On June 6, 2022, the United States Supreme Court decided Gallardo v. Marstiller, holding that the Medicaid Act allows a state to seek reimbursement from settlement payments allocated for future (not just past) medical care. This decision expands the ability of states to recoup medical expenses from accident victims.
In Gallardo, petitioner Gianinna was 13 years old when she was hit by a truck while exiting a school bus in Florida. She suffered catastrophic injuries. Florida’s Medicaid agency paid $862,688.77 in medical expenses. Gianinna’s parents entered into a settlement agreement with the truck’s owner and driver, as well as the school district for about $850,000. Of the settlement amount, about $35,000 was expressly designated as compensation for past medical expenses.
Under Florida’s Medicaid Third Party Liability Act, the State’s Medicaid agency is directed to “seek reimbursement from third-party benefits to the limit of legal liability and for the full amount of third-party benefits, but not in excess of the amount of medical assistance paid by Medicaid,” Fla. Stat. § 409.910(4). Here, the State of Florida was presumptively entitled to 37.5% of the settlement, or $300,000.
In Gallardo, all parties agreed that the State of Florida was allowed to take the portion of the settlement that addressed past medical expenses, but disputed whether the State could take from the portion of the settlement for future medical expenses.
The Gallardos contested the lien and filed a federal suit, seeking a determination that Florida was violating the Medicaid Act by seeking payment from the portion of the settlement for future medical expenses. The State of Florida argued that Medicaid was entitled to recover past medical expenses from any portion of the settlement allocated to medical expenses. The District Court awarded Gallardo summary judgment. The Eleventh Circuit reversed.
The United States Supreme Court affirmed by a 7–2 vote, holding that the Medicaid Act permits a state to seek reimbursement from settlement amounts that are allocated for future medical expenses.
The rationale for the Court’s opinion was the plain text of 42 U.S.C. § 1396k(a)(1)(A), which states:
(a)For the purpose of assisting in the collection of medical support payments and other payments for medical care owed to recipients of medical assistance under the State plan approved under this subchapter, a State plan for medical assistance shall—
(1)provide that, as a condition of eligibility for medical assistance under the State plan to an individual who has the legal capacity to execute an assignment for himself, the individual is required—
(A) to assign the State any rights, of the individual or of any other person who is eligible for medical assistance under this subchapter and on whose behalf the individual has the legal authority to execute an assignment of such rights, to support (specified as support for the purpose of medical care by a court or administrative order) and to payment for medical care from any third party;
Justice Thomas emphasized:
The plain text of §1396k(a)(1)(A) decides this case.
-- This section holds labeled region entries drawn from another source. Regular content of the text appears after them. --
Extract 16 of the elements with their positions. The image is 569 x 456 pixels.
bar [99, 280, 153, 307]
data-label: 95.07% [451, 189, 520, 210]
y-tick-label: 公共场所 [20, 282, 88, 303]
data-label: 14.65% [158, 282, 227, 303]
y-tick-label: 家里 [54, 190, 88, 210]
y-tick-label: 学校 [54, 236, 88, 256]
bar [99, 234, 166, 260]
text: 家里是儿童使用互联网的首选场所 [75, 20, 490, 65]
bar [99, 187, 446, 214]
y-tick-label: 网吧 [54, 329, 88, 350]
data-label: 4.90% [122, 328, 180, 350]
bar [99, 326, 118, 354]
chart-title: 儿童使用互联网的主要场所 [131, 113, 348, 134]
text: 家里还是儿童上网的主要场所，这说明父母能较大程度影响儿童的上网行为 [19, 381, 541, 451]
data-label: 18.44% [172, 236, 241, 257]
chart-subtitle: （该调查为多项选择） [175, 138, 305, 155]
Nothing in §1396k(a)(1)(A) limits a beneficiary’s assignment to payments for past “medical care” already paid for by Medicaid. To the contrary, the grant of “any rights . . . to payment for medical care” most naturally covers not only rights to payment for past medical expenses, but also rights to payment for future medical expenses. §1396k(a)(1)(A); see United States v. Gonzales, 520 U. S. 1, 5. The relevant distinction is thus “between medical and nonmedical expenses,” Wos v. E. M. A., 568 U. S. 627, 641, not between past and future medical expenses.
Therefore, the Medicaid Act allows a state Medicaid program seeking reimbursement for past medical expenses to seek those expenses from any portion of a tort settlement allocated to medical expenses – even that portion reflecting compensation for future medical expenses.